Data Leaks: Are IT Department to Blame?

If you’re a business owner, keep a close eye on your IT team on a Tuesday, as recent reports would indicate that the most likely day for a deliberate data breach or sensitive information leak is that day of the week. And someone from the IT department is most likely to be the culprit.

IT staff have been discovered as being the most likely people to deliberately leak sensitive company information, according to a survey carried out on ‘insider threats’ by security firm Orthus in February 2011. Other staff members can also take advantage of any weak areas in company security - according to the research, company customer service teams were not far behind in the data breach deception.

According to the findings of the report, the insider most likely to find themselves giving away important, secret company information is probably going to work in the IT or customer services department, and the data breach will originate from a laptop or mobile device rather than a fixed, desktop computer. Some staff members can be pretty brazen when it comes to doing the dirty on their employer – most will quite blatantly copy sensitive data onto a removable hard drive and then just walk out of the door with it – or send a copy of it to themselves via a webmail account.

Where did the Data Breach Information Come From?

The research was carried out by Orthus, a company that supplies security solutions for business. The company deals with large corporations and small businesses and specialises in finding solutions to their data security issues, as well as other business services. Orthus also carries out business audits, and this is what it used to base the information for the survey on. The company looked at information taken from data leakage audits it had carried out on its own customer sites since 2006, and covers around 500,000 hours of user activity within an unspecified number of organisations – mostly in the UK – with 1000 or more employees.

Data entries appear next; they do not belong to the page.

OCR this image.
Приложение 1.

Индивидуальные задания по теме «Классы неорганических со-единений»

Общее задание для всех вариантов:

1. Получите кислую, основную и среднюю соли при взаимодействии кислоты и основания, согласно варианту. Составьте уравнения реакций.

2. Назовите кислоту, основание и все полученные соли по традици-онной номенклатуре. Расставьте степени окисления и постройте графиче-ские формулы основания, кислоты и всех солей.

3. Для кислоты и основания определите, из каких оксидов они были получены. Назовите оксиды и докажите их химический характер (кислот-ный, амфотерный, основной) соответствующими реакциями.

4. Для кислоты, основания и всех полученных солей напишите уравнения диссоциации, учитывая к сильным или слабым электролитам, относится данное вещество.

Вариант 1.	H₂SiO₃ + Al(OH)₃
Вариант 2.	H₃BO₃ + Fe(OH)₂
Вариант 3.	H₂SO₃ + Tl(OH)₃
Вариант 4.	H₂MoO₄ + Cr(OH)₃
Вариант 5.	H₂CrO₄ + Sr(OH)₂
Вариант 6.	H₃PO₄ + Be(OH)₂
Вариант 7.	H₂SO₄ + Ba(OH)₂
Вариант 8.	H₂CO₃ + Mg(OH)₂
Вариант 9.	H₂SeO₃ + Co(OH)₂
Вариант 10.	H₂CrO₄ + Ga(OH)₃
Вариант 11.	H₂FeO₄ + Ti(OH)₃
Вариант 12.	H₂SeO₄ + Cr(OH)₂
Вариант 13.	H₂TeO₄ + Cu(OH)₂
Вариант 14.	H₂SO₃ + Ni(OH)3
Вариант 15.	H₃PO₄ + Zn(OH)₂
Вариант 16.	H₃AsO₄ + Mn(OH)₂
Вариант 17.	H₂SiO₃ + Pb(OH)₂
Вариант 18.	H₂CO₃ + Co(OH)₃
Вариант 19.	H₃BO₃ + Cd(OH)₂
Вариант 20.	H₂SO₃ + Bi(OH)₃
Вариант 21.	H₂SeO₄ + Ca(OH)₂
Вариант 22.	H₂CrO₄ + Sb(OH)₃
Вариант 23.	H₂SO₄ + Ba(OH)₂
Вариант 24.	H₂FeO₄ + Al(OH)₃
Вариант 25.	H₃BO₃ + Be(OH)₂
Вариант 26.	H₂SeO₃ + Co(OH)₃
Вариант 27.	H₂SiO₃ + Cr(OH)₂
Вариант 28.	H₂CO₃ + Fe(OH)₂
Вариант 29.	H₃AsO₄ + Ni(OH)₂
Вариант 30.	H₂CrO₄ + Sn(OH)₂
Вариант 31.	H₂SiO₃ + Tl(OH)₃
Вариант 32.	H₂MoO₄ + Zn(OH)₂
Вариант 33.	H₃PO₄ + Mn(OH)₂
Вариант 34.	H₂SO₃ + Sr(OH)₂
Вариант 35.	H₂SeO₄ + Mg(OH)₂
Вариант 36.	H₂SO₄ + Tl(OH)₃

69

The survey used a comprehensive definition of ‘sensitive information’ – basically, staff members who took part in the survey were asked to designate specific folders where they were likely to store sensitive information, and the documents within each folder were then scanned for specific keywords and/or phrases.

The type of information found in the folders was categorised into different areas:

• personal (including customer data)
• finance
• legal information and contracts
• sales, pricing and competitive analysis
• procurement and cost pricing
• human resources (including personnel information, CVs, staff photographs,)
• board meeting minutes and notes
• miscellaneous client-specific information.

The Figures for Data Breaches

In 30 per cent of cases, the source of any suspicious activity was traced back to the IT department in while staff in the customer services department were responsible for 22 per cent. Other culprits were the sales team who notched up 12 per cent and the operations department with 10 per cent.

HR teams, along with legal departments and finance departments were at the bottom of the list – Orthus believe this is probably down to their professional awareness about confidential and sensitive information.

Mobile devices were responsible for most of the incidents of corporate data leakage - a mobile device was involved in 68 per cent of examples.Other media used were web mail, removable media and in some cases even company email, and for some reason, security incidents tended to peak between 9am and 5pm on a Tuesday.

The conclusion was that managers should be vigilant with security measures around IT and Customer services staff, making sure they are most aware of the consequences of deliberate or accidental data breaches.